Ester Faride Mátar: “No puedo dejar de plasmar en papel la mirada de un niño o de un abuelo en abandono”

Por Andrea Viveca Sanz (@andreaviveca) /
Edición: Walter Omar Buffarini //

Existe un lugar al otro lado del horizonte donde abundan las palabras. Son palabras invisibles, movedizas, como ríos de arena que arrastran entre sus partículas el sonido de voces dormidas, como un desierto que habla porque necesita contar una historia.

La escritora rionegrina Ester Faride Mátar, impulsada por las voces ancestrales, decide atravesar la línea del horizonte, llegar al otro lado de los recuerdos y recuperar los fragmentos de esas historias dormidas.

En diálogo virtual con ContArte Cultura, la autora y poeta camina sobre la arena de la vida y cuenta cómo nació su novela “Adib, ¿En qué lugar del desierto se durmió tu historia?”

—Para comenzar, detengámonos en una imagen del desierto, desde sus arenas emerge una voz que pronuncia dos palabras que te representan, ¿cuáles serían y por qué?
—Dos palabras que me identifican con el desierto. El misterio de su inmensidad y las historias que contienen las huellas de sus caminantes, sean tuareg, bereberes o turistas. Por otra parte, mis abuelos paternos fueron inmigrantes árabes y siempre nos contaban anécdotas de la soledad producto de guerras, hambre y necesidades básicas de subsistencia, cuestiones que los llevaron a trasladarse a la Argentina. En mi imaginario juvenil se arraigaron muy fuertes esas charlas prolongadas y mi fantasía se detuvo ahí.

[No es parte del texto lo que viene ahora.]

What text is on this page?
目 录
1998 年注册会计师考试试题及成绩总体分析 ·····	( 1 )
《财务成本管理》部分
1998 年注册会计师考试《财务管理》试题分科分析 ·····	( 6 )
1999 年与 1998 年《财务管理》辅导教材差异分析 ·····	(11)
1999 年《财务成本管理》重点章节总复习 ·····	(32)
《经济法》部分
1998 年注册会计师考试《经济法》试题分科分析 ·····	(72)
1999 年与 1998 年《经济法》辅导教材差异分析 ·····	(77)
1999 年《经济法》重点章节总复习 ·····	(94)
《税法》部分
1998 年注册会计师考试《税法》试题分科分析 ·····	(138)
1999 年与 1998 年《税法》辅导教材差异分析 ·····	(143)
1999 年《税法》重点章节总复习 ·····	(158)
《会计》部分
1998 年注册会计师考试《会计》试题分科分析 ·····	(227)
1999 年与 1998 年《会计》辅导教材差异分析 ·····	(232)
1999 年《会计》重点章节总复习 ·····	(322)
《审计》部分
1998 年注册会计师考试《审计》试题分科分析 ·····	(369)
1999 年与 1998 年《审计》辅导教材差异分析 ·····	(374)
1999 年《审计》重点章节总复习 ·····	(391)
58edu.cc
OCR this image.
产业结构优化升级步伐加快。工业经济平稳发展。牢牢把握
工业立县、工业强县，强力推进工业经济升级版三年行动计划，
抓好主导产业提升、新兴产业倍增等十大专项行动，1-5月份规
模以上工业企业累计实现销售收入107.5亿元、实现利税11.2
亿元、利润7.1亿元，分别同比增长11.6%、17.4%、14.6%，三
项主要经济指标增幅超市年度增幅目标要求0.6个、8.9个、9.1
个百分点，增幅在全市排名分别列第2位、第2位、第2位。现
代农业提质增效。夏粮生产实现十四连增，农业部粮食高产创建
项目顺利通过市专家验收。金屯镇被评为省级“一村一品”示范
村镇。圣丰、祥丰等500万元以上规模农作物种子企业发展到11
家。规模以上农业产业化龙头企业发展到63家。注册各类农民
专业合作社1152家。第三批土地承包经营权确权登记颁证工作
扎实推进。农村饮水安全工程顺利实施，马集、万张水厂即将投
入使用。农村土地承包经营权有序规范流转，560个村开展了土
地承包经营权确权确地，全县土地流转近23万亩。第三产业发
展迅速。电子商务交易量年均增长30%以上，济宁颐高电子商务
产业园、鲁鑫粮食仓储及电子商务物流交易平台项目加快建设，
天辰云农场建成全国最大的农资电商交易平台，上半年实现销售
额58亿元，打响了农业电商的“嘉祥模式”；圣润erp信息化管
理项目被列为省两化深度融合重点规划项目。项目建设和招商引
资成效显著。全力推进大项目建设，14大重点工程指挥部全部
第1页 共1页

—¿En qué momento descubriste tu pasión por la palabra?
—Mi pasión por la palabra escrita creo que nació conmigo. Desde adolescente escribía poemas de amor y de desamor, de todo lo que me llamaba la atención o que me tocaba el corazón. Emergían… porque en esa época vivía en un pueblito muy chico, de unos 1.500 habitantes aproximadamente, en pleno corazón de la Patagonia y estábamos huérfanos de medios de comunicación y por ende de la llegada de libros, excepto los escolares. Aun en ese contexto, yo escribía. Cuando los versos no se transformaban en versos eran reflexiones.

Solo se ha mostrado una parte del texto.